Читать «Октав Панку-Яшь. Долго еще до вечера?» онлайн - страница 58
Октав Панку-Яшь
— Не поверю, — сказал мой дорогой, добрый черный рояль. — Оставь розовые раковины. Ты не у них научился врать.
— Если не у них, — говорю, — тогда остается подумать про ту девочку. Как ее зовут, я тоже не знаю. Просто называю Та Девочка.
— Ну и что с ней?
— Ничего. Она говорила, что ее папа — знаменитый профессор, а я знал ее папу, мы с ним играли в шашки, пили пиво, делали грязевые маски, разговаривали про рыбу, смотрели на маяк, наблюдали, как птенец чайки учится летать, и обменивались галстуками. Ее папа — рабочий на одном заводе в городе, где много заводов.
Мой дорогой, добрый черный рояль молчал; молчал, молчал так долго, что я устал держать чемодан, а потом он печально сказал:
— Не рассказывай мне больше про Ту Девочку. Пожалуйста.
В дом я зашел, повернув в замке ключ соль, который мне одолжил мой дорогой, добрый черный рояль.
Как я уже говорил, это было в начале сентября или в конце августа, не помню, у меня привычка путать месяцы; вообще у меня хватает плохих привычек, но когда меня о чем-либо просит мой дорогой, добрый черный рояль, я не забываю.
Долго еще до следующего лета, когда опять к морю?
А Я БЫЛ ТАК УВЕРЕН!
ОТ ДЕДУШКИ С БАБУШКОЙ у меня осталась старинная игрушка — бархатный принц. Стараясь, чтобы он как можно больше походил на принца, мастер одел его в блестящий плащ, обул в изящные сапожки и особенно набил ему в голову столько пакли, сколько, по его представлениям, должно быть в голове у принца.
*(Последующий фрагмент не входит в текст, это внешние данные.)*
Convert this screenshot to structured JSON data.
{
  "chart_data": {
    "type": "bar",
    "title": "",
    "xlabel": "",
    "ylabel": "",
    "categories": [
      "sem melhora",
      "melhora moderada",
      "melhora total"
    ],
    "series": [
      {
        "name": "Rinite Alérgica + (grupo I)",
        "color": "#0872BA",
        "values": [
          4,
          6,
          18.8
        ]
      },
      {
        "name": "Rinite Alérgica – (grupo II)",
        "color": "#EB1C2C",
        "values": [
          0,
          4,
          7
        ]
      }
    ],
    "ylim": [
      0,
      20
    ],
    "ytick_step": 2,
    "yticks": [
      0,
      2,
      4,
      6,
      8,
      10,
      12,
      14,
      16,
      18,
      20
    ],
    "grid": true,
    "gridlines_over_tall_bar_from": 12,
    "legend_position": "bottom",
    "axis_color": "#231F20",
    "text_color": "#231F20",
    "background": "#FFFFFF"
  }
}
Много лет назад, когда я жил в старом доме, бархатный принц обычно сидел на кушетке, прислонив набитую паклей голову к тоже бархатной подушке. Но когда мы переехали, кушетка мне разонравилась и, отказавшись от нее, я избавился и от подушки, а бархатного принца закрыл в сундук.
Но, как видно, принцу не понравилось общество моли, и на днях он вылез из сундука.
Я как раз обедал и вдруг слышу во дворе повелительный голос:
— Я хочу мороженого. Купи мороженого!
Это мог быть только принц.
Повелительный тон мог принадлежать только принцу. Кто-нибудь другой, я не сомневаюсь, сказал бы хоть «пожалуйста» или «прошу тебя» или хоть «если можно».
Моя жена погрозила мне суповой ложкой:
— Разумеется, ты по рассеянности не закрыл сундук как положено.
— Закрыл.
— Тогда в крышке есть щель.
— Нет.
— Может, дно сундука разбито.
— Не разбито.
— Возможно…
Она произнесла это «возможно» так, что ни на мгновение не давала мне надежды, что оно может означать что-либо другое, кроме «невозможно». Поэтому я поднялся из-за стола, не доев суп, и закрылся в своей комнате. Если я вам еще не говорил, то скажу сейчас: я не люблю ссор. И по возможности избегаю их.
На другой день я беседовал с одним моим другом, композитором, о том, как написать одним пальцем на аккордеоне симфонию для скрипки с оркестром, и вдруг опять слышу со двора:
— Хочу воздушный шар. Купи мне воздушный шар!
Это мог быть только принц.
Повелительный тон мог принадлежать только принцу. Кто-нибудь другой, я не сомневаюсь, сказал бы хоть «пожалуйста» или «прошу тебя» или хоть «если можно».